PDF error: Couldn't open file 'E:\ÙŠ.pdf': No such file or directory.
Unable to load document

>>>"E:\ی.pdf"

>>>

When running the filepath directly ("E:\ی.pdf") it works fine and causes the file to be opened in Adobe Reader. So I suspect that the issue is caused by the way pdf2djvu decodes its arguments.

I already have tried using the chcp 65001 command to change the cmd's codepage to utf-8, but still the same error, only the shape of the mojibake in the error message changes.

Currently I have found no way around this but to rename the file to something else and then do the conversion.

jwilk commented 9 years ago

Thanks for the bug report.

pdf2djvu doesn't itself perform any conversions on the arguments. The C runtime does covert from Unicode command-line to byte-based argv[], using the ANSI codepage as encoding. If it does it wrong, as seem to be the case here, there's not much we can do about it.

chcp doesn't help, because it only changes console codepage, not the ANSI codepage.

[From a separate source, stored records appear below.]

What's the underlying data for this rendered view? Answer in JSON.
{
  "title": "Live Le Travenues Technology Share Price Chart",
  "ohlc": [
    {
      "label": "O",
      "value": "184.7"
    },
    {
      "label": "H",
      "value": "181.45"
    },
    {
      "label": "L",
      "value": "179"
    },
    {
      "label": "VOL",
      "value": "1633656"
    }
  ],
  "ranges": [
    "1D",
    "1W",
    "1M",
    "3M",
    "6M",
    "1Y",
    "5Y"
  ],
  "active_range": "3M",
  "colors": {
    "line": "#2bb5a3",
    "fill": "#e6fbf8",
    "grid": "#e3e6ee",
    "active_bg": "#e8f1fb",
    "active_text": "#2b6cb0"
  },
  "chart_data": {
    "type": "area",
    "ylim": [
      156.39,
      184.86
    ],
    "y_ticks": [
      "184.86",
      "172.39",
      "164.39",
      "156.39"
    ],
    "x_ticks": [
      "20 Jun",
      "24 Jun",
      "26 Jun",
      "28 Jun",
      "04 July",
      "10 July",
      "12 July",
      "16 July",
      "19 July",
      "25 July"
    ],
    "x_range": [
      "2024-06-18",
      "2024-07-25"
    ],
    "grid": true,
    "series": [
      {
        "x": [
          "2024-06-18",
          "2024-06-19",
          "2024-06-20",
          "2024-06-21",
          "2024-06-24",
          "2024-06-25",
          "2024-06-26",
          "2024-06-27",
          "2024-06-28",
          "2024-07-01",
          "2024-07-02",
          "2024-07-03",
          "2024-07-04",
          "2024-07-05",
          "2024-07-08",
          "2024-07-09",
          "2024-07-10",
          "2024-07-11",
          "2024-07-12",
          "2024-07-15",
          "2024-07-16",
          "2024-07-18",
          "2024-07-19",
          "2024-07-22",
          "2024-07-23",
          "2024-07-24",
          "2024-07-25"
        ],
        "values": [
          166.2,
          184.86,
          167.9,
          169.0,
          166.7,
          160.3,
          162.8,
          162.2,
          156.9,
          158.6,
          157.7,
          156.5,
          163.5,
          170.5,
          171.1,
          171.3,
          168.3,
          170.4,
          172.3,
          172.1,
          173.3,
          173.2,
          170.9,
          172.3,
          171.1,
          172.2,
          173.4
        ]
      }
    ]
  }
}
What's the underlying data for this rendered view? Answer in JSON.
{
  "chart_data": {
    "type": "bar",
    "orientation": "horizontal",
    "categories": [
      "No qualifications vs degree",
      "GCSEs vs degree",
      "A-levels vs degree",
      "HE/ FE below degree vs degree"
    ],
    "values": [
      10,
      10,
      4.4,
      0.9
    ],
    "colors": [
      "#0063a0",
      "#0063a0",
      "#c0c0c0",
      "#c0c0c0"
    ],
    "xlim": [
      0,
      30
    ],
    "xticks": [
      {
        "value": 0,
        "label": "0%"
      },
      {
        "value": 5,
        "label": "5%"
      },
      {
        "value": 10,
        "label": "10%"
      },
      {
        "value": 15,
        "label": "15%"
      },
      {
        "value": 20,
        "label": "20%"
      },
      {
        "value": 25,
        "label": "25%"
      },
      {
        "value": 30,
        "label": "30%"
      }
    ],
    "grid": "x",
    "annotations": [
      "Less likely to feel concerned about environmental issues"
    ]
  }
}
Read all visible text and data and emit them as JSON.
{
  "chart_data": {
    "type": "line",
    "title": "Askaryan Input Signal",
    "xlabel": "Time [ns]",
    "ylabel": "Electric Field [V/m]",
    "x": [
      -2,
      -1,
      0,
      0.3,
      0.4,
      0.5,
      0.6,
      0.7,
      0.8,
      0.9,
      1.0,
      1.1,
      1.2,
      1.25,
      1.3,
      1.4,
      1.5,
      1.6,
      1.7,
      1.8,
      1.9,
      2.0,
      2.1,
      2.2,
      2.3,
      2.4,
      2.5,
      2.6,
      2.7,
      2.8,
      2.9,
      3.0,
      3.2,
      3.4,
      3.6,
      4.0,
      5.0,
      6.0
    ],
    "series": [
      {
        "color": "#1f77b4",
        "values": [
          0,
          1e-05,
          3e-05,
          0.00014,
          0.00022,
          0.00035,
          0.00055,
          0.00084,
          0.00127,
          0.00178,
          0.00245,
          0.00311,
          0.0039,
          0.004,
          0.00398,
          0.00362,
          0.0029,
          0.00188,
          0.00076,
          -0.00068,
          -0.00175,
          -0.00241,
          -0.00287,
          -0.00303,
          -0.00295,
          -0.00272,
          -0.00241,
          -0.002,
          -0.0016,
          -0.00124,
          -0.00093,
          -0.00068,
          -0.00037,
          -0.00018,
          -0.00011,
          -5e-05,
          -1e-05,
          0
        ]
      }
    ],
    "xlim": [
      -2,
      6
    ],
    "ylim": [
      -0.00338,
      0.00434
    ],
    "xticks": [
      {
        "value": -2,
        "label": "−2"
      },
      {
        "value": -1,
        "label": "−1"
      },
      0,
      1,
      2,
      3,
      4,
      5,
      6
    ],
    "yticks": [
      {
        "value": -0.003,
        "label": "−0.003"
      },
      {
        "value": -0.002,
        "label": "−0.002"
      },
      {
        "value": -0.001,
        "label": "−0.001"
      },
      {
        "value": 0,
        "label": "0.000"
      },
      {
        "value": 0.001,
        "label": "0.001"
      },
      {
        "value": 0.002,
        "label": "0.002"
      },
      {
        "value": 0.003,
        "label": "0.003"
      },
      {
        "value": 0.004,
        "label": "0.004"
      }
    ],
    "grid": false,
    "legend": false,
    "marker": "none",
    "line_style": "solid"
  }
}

Anyway, I wrote a small test program that should show what's exactly going on here. Could you run it with "E:\ی.pdf" as the argument, and paste the output?

Attachment: testencoding.zip

jwilk commented 9 years ago

Source of the test program:

#include <stdio.h>
#include <sys/stat.h>
#include <windows.h>

int main(int argc, char **argv)
{
    struct stat st;
    int rc;
    int i;
    printf("GetACP() = %d\n", GetACP());
    printf("GetConsoleOutputCP() = %d\n", GetConsoleOutputCP());
    for (i = 1; i < argc; i++) {
        printf("argv[%d] = \"", i);
        const char *p = argv[i];
        while (*p)
            printf("\\x%02X", (unsigned char)*p++);
        printf("\"\n");
        rc = stat(argv[i], &st);
        printf("stat(argv[%d]) = %d", i, rc);
        if (rc != 0)
            printf(" (%s)", strerror(errno));
        printf("\n");
    }
    wchar_t **argvw;
    int argcw;
    argvw = CommandLineToArgvW(GetCommandLineW(), &argcw);
    if (argvw == NULL) {
        fprintf(stderr, "CommandLineToArgvW() failed\n");
        return 1;
    }
    for (i = 1; i < argcw; i++) {
        printf("argvw[%d] = L\"", i);
        const wchar_t *p = argvw[i];
        while (*p)
            printf("\\u%04X", *p++);
        printf("\"\n");
        rc = wstat(argvw[i], &st);
        printf("wstat(argvw[%d]) = %d", i, rc);
        if (rc != 0)
            printf(" (%s)", strerror(errno));
        printf("\n");
    }
    return 0;
}

/* vim:set ts=4 sts=4 sw=4 et:*/

jwilk commented 9 years ago

Comment submitted by 40a at Bitbucket:

Thank you. I see. AFAIK non of the Microsoft defined codepages contain the character "ی".

Here is the output:

F:\Downloads>testencoding.exe "E:\ی.pdf"
GetACP() = 1256
GetConsoleOutputCP() = 720
argv[1] = "\x45\x3A\x5C\xED\x2E\x70\x64\x66"
stat(argv[1]) = -1 (No such file or directory)
argvw[1] = L"\u0045\u003A\u005C\u06CC\u002E\u0070\u0064\u0066"
wstat(argvw[1]) = 0

jwilk commented 9 years ago

U+06CC (ARABIC LETTER FARSI YEH) cannot be represented in CP1256, which is your ANSI codepage. Apparently the C runtime converts the character to 0xED, which is U+064A (ARABIC LETTER YEH).

That's going to be tough to fix. :-\

But I'll try at least improve the error message.